We were picked up by a shuttle that we arranged the day before to go up Semuc Champey. This is a natural wonder. A series of limestone pools with a giant river that flows underneath them. The hostel we booked, recommended by Nate was right at the entrance to the pools and had a great river that ran past. It is still up in the air if we want to spend three nights or two. The shuttle ride is eight hours to get there, not too torturous either. Every blog that Mateo or I have read say we must do the tour, I’m not into tours but we are going to do it. After a senic drive through Guatemala’s countryside we arrived. The first thing I notice once we were on to dirt roads were the cocoa trees, they were everywhere, just growing wild. I couldn’t believe it. I had completely forgotten that this is where chocolate comes from! It only grows within 20 degrees of the equator. We really have arrived into an Emily paradise.
Moved into our dorm room for the next couple days and met the Swedish couple who were sharing it with us. Spent the evening playing jenga and had dinner. The food at the hostel was cheap and really tasty. That has been a theme on our trip, cheap and tasty, and when we do go to a real restaurant it’s is normally underwhelming and expensive. Street venders are typically safe or out of business. I wonder about the day when our luck runs thin and what that will look like. For now we live without fear!

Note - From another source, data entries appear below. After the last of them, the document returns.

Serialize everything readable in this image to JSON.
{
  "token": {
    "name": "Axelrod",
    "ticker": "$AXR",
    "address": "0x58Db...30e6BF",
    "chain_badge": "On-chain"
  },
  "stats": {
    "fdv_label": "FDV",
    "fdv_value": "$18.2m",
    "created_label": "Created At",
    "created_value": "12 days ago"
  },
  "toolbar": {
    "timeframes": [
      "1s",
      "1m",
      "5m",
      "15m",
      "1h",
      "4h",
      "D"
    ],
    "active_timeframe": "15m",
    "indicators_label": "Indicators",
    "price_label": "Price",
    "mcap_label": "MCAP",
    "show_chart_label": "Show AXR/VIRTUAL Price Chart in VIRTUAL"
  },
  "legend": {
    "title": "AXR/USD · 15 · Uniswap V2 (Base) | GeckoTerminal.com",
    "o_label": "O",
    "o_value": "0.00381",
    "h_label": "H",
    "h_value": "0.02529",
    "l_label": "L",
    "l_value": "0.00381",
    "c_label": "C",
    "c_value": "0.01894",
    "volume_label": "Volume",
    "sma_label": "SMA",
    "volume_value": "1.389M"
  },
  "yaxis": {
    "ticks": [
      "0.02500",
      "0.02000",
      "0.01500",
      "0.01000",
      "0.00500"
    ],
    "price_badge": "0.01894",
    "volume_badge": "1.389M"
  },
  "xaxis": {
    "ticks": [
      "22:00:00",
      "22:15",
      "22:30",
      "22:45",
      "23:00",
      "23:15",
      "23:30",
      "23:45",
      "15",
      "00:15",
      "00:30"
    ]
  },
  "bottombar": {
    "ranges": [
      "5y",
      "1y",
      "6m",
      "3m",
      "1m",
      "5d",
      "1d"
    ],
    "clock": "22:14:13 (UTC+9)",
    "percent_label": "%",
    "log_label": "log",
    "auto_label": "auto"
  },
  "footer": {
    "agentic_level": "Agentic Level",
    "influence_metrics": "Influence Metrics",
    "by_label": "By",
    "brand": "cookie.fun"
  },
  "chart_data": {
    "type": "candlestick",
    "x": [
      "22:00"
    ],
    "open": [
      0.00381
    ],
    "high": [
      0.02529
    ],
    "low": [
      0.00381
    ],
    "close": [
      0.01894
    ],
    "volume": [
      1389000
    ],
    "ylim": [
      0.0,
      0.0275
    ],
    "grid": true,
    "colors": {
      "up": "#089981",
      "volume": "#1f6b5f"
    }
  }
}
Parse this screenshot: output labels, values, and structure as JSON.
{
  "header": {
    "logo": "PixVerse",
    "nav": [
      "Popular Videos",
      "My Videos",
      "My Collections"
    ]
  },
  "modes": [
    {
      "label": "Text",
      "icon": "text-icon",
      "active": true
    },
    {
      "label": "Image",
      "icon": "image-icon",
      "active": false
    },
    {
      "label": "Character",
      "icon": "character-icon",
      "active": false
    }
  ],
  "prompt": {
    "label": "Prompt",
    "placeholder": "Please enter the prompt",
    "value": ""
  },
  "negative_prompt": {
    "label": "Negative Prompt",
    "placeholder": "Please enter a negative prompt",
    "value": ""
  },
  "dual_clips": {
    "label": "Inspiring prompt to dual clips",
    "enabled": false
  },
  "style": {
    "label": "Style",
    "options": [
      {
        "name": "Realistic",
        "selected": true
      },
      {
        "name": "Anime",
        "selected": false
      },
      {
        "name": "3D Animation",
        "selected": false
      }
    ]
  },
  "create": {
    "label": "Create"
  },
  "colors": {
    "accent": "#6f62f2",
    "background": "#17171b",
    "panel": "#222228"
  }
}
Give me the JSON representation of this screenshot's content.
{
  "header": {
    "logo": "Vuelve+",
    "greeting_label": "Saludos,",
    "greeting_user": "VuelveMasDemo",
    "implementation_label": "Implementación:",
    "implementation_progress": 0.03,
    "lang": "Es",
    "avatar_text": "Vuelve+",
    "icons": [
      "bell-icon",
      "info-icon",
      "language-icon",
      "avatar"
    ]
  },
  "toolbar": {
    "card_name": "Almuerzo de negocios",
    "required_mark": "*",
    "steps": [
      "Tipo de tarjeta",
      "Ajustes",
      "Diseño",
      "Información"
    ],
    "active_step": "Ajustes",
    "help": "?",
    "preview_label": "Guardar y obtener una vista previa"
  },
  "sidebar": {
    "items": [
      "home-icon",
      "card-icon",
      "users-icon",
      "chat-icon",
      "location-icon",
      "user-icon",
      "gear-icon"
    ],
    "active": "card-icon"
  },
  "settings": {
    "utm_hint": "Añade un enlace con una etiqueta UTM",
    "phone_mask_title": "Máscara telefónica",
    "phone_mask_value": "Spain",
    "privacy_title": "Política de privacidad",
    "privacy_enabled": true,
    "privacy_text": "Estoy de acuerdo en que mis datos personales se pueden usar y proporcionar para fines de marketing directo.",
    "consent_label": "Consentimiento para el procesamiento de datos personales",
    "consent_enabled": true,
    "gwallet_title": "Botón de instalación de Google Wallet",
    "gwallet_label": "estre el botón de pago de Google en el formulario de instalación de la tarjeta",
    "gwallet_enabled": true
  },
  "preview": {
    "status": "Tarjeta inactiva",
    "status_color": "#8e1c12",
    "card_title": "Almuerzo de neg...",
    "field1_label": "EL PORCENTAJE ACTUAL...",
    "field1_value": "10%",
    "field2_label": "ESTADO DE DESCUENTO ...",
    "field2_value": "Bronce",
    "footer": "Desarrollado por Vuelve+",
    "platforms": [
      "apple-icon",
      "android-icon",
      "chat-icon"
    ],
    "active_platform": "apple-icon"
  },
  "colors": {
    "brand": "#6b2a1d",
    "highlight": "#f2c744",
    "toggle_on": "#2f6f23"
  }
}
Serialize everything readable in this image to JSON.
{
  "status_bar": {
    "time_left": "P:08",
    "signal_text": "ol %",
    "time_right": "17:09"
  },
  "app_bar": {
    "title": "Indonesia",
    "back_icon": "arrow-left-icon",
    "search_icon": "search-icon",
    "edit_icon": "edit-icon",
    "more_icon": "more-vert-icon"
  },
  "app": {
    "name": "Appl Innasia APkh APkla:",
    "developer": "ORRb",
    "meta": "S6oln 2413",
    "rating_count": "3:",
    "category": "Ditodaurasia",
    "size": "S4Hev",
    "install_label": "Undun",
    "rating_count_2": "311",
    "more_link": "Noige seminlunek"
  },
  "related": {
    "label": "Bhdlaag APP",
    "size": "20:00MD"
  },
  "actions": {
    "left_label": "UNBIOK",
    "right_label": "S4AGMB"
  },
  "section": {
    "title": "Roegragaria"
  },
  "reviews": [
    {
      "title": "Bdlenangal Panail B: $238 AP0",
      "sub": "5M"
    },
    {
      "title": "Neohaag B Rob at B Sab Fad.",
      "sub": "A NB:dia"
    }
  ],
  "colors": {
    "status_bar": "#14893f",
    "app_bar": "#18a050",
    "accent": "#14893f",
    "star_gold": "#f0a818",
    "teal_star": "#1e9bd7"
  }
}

I woke up at 6:30am, I am an early riser I like to enjoy the morning, our tour took off at 10am so I had time. I watched the lastest round of people leave and enjoyed listening to other peoples conversations about where they had come from and how they where getting to to their next destination. Not being on the bike has thrown us into somewhat of a backpacker whirlwind culture where many people talk of where they are from and where they are going. The culture of the country your in is some what lost in it all in a hostel, mainly all foreigners and English. I enjoy it and I don’t, I want to know who people are are not just where they have been or where they are going. Maybe who they are will all come later on, the Swedish people we met are really nice. I hope to find myself meeting them again but in Sweden.